There is also an additional negative principle, to the effect that the model itself should not be designed to include dependencies on characteristics relating to the configuration or properties of an individual piece of equipment. Accordingly, we have attempted to allow experimental methods and results to be described in significant detail, but without including parameters and properties that are likely to be superseded rapidly when new models of equipment are introduced, and without including parameters that can only be understood with reference to the documentation of a particular product.
The data stored in PEDRo is more comprehensive for each experiment than is the case for most existing proteome databases. For example, in the longest established experimental proteomics resource, SWISS-2DPAGE [7], the emphasis is on annotated gels, and there is much less information collected on how the annotations were arrived at. Furthermore, there is an architectural distinction – SWISS-2DPAGE follows a more federated approach, with individual sites continuing to hold their own data. These other proteome data sources can be accessed through WORLD-2DPAGE, a web resource listing sites making available experimental proteomics data [22]. An example of a database that participates in WORLD-2DPAGE is the University of Alabama (UAB) Proteomics Database [23] which provides search and browsing facilities over data from its host university. As such, the emphasis is on annotated gels, and relatively few details are captured on sample processing, mass spectrometry or in silico analysis. Such design decisions are appropriate for certain categories of user of a proteomics database, but not for others. The UAB database has been designed to provide access to processed experimental results for biomedical researchers, but does not provide enough information to allow detailed comparisons of the ways in which the results were obtained.

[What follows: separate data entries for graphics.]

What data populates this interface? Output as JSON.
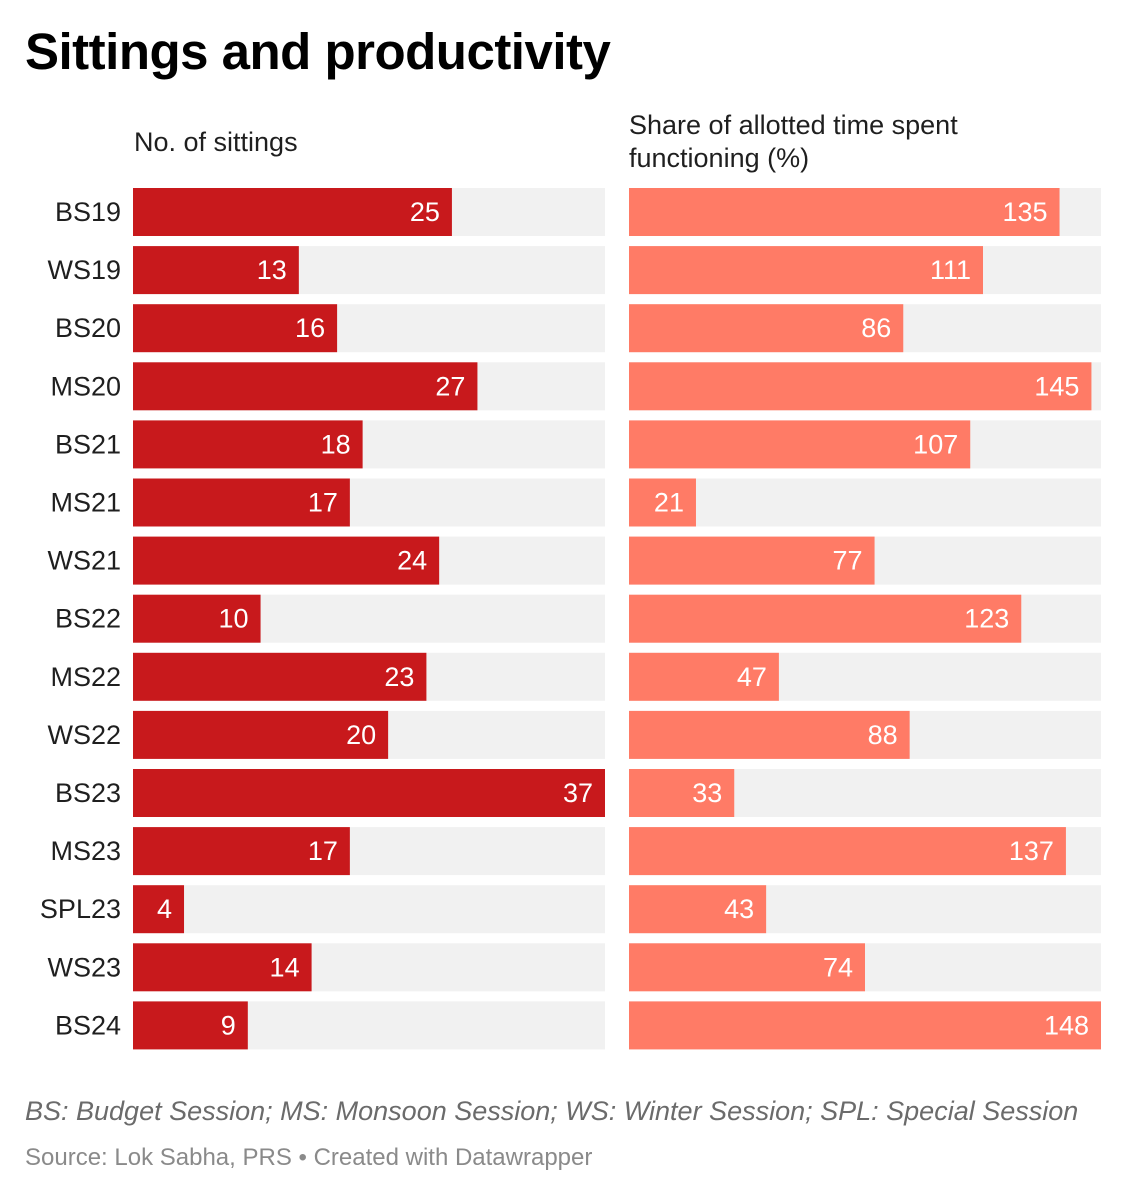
{
  "title": "Sittings and productivity",
  "left_header": "No. of sittings",
  "right_header_line1": "Share of allotted time spent",
  "right_header_line2": "functioning (%)",
  "footnote": "BS: Budget Session; MS: Monsoon Session; WS: Winter Session; SPL: Special Session",
  "source": "Source: Lok Sabha, PRS • Created with Datawrapper",
  "colors": {
    "sittings_bar": "#c8191c",
    "functioning_bar": "#ff7b66",
    "track": "#f1f1f1"
  },
  "chart_data": [
    {
      "type": "bar",
      "orientation": "horizontal",
      "title": "No. of sittings",
      "categories": [
        "BS19",
        "WS19",
        "BS20",
        "MS20",
        "BS21",
        "MS21",
        "WS21",
        "BS22",
        "MS22",
        "WS22",
        "BS23",
        "MS23",
        "SPL23",
        "WS23",
        "BS24"
      ],
      "values": [
        25,
        13,
        16,
        27,
        18,
        17,
        24,
        10,
        23,
        20,
        37,
        17,
        4,
        14,
        9
      ],
      "xlim": [
        0,
        37
      ],
      "data_labels": true
    },
    {
      "type": "bar",
      "orientation": "horizontal",
      "title": "Share of allotted time spent functioning (%)",
      "categories": [
        "BS19",
        "WS19",
        "BS20",
        "MS20",
        "BS21",
        "MS21",
        "WS21",
        "BS22",
        "MS22",
        "WS22",
        "BS23",
        "MS23",
        "SPL23",
        "WS23",
        "BS24"
      ],
      "values": [
        135,
        111,
        86,
        145,
        107,
        21,
        77,
        123,
        47,
        88,
        33,
        137,
        43,
        74,
        148
      ],
      "xlim": [
        0,
        148
      ],
      "data_labels": true
    }
  ]
}
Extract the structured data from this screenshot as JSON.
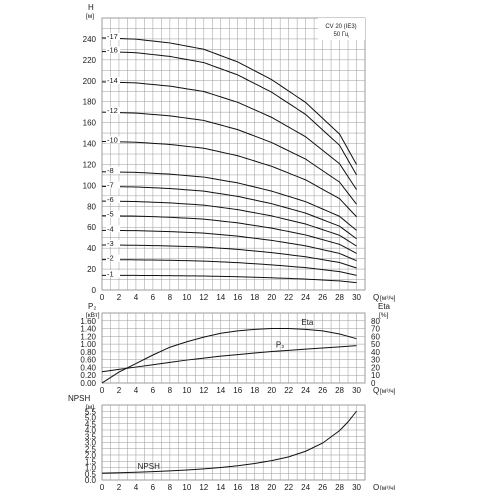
{
  "chart_data": [
    {
      "type": "line",
      "y_title": "H",
      "y_unit": "[м]",
      "x_title": "Q",
      "x_unit": "[м³/ч]",
      "xlim": [
        0,
        31
      ],
      "ylim": [
        0,
        260
      ],
      "x_ticks": [
        "0",
        "2",
        "4",
        "6",
        "8",
        "10",
        "12",
        "14",
        "16",
        "18",
        "20",
        "22",
        "24",
        "26",
        "28",
        "30"
      ],
      "y_ticks": [
        "0",
        "20",
        "40",
        "60",
        "80",
        "100",
        "120",
        "140",
        "160",
        "180",
        "200",
        "220",
        "240"
      ],
      "info_line1": "CV 20 (IE3)",
      "info_line2": "50 Гц",
      "series": [
        {
          "name": "-17",
          "shutoff": 241,
          "end": 120
        },
        {
          "name": "-16",
          "shutoff": 228,
          "end": 110
        },
        {
          "name": "-14",
          "shutoff": 199,
          "end": 96
        },
        {
          "name": "-12",
          "shutoff": 170,
          "end": 82
        },
        {
          "name": "-10",
          "shutoff": 142,
          "end": 70
        },
        {
          "name": "-8",
          "shutoff": 113,
          "end": 57
        },
        {
          "name": "-7",
          "shutoff": 99,
          "end": 49
        },
        {
          "name": "-6",
          "shutoff": 85,
          "end": 42
        },
        {
          "name": "-5",
          "shutoff": 71,
          "end": 35
        },
        {
          "name": "-4",
          "shutoff": 57,
          "end": 28
        },
        {
          "name": "-3",
          "shutoff": 43,
          "end": 21
        },
        {
          "name": "-2",
          "shutoff": 29,
          "end": 14
        },
        {
          "name": "-1",
          "shutoff": 14,
          "end": 7
        }
      ],
      "x_shape": [
        0,
        4,
        8,
        12,
        16,
        20,
        24,
        28,
        30
      ],
      "y_shape": [
        1.0,
        0.995,
        0.98,
        0.955,
        0.905,
        0.835,
        0.745,
        0.62,
        0.5
      ]
    },
    {
      "type": "line",
      "y_left_title": "P₂",
      "y_left_unit": "[кВт]",
      "y_right_title": "Eta",
      "y_right_unit": "[%]",
      "x_title": "Q",
      "x_unit": "[м³/ч]",
      "xlim": [
        0,
        31
      ],
      "ylim_left": [
        0,
        1.8
      ],
      "ylim_right": [
        0,
        90
      ],
      "y_left_ticks": [
        "0.00",
        "0.20",
        "0.40",
        "0.60",
        "0.80",
        "1.00",
        "1.20",
        "1.40",
        "1.60"
      ],
      "y_right_ticks": [
        "0",
        "10",
        "20",
        "30",
        "40",
        "50",
        "60",
        "70",
        "80"
      ],
      "x_ticks": [
        "0",
        "2",
        "4",
        "6",
        "8",
        "10",
        "12",
        "14",
        "16",
        "18",
        "20",
        "22",
        "24",
        "26",
        "28",
        "30"
      ],
      "series": [
        {
          "name": "Eta",
          "axis": "right",
          "x": [
            0,
            2,
            4,
            6,
            8,
            10,
            12,
            14,
            16,
            18,
            20,
            22,
            24,
            26,
            28,
            30
          ],
          "y": [
            0,
            14,
            25,
            36,
            46,
            53,
            59,
            64,
            67,
            69,
            70,
            70,
            69,
            67,
            63,
            57
          ]
        },
        {
          "name": "P₂",
          "axis": "left",
          "x": [
            0,
            2,
            4,
            6,
            8,
            10,
            12,
            14,
            16,
            18,
            20,
            22,
            24,
            26,
            28,
            30
          ],
          "y": [
            0.29,
            0.35,
            0.41,
            0.47,
            0.53,
            0.59,
            0.64,
            0.69,
            0.73,
            0.77,
            0.81,
            0.84,
            0.87,
            0.9,
            0.93,
            0.96
          ]
        }
      ]
    },
    {
      "type": "line",
      "y_title": "NPSH",
      "y_unit": "[м]",
      "x_title": "Q",
      "x_unit": "[м³/ч]",
      "xlim": [
        0,
        31
      ],
      "ylim": [
        0,
        6
      ],
      "y_ticks": [
        "0.0",
        "0.5",
        "1.0",
        "1.5",
        "2.0",
        "2.5",
        "3.0",
        "3.5",
        "4.0",
        "4.5",
        "5.0",
        "5.5"
      ],
      "x_ticks": [
        "0",
        "2",
        "4",
        "6",
        "8",
        "10",
        "12",
        "14",
        "16",
        "18",
        "20",
        "22",
        "24",
        "26",
        "28",
        "30"
      ],
      "series": [
        {
          "name": "NPSH",
          "x": [
            0,
            2,
            4,
            6,
            8,
            10,
            12,
            14,
            16,
            18,
            20,
            22,
            24,
            26,
            28,
            29,
            30
          ],
          "y": [
            0.55,
            0.58,
            0.62,
            0.67,
            0.73,
            0.8,
            0.89,
            1.0,
            1.14,
            1.32,
            1.55,
            1.85,
            2.3,
            2.95,
            3.95,
            4.65,
            5.5
          ]
        }
      ]
    }
  ]
}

The ProteomeWeb [24] provides a wider range of tools than PEDRo (for example, for computing theoretical maps), and supports browsing of annotated gels from several bacteria and archaea. Once again, though, the data provided for each experiment are less comprehensive than in PEDRo. ProDB [25] has a certain amount in common with UAB, in that it too provides search and browsing over a database of locally produced data. In addition, ProDB features an architecture that supports the plugging-in of data-loading and analysis tools. However, the level of detail supported by the model is not obvious from the paper, which gives only part of the model, and the database was not publicly accessible at the time of writing. In consisting of a collection of tools associated with a database, ProDB thus also has a certain amount in common with SBEAMS [26] which includes a relational database of proteomic data. The SBEAMS model emphasises the description and analysis of mass spectrometry data, but seems not to support open access to experimental data at the time of writing.
In terms of quantities of data, there are fewer data sets in PEDRo than in SWISS-2DPAGE, reflecting the fact that PEDRo is a newly created resource (Release 16 of SWISS-2DPAGE contains 34 reference maps), but somewhat more than in the UAB Proteomics Database. The Open Proteomics Database (OPD) supports the browsing and downloading of comparable amounts of data to those in PEDRo, and also includes mass spectrometry data, although quite a lot of the data are in flat-file format [27]. However, it is fair to say that none of the current databases is operating in the context of high-throughput experimentation, which will certainly be prevalent in the near future.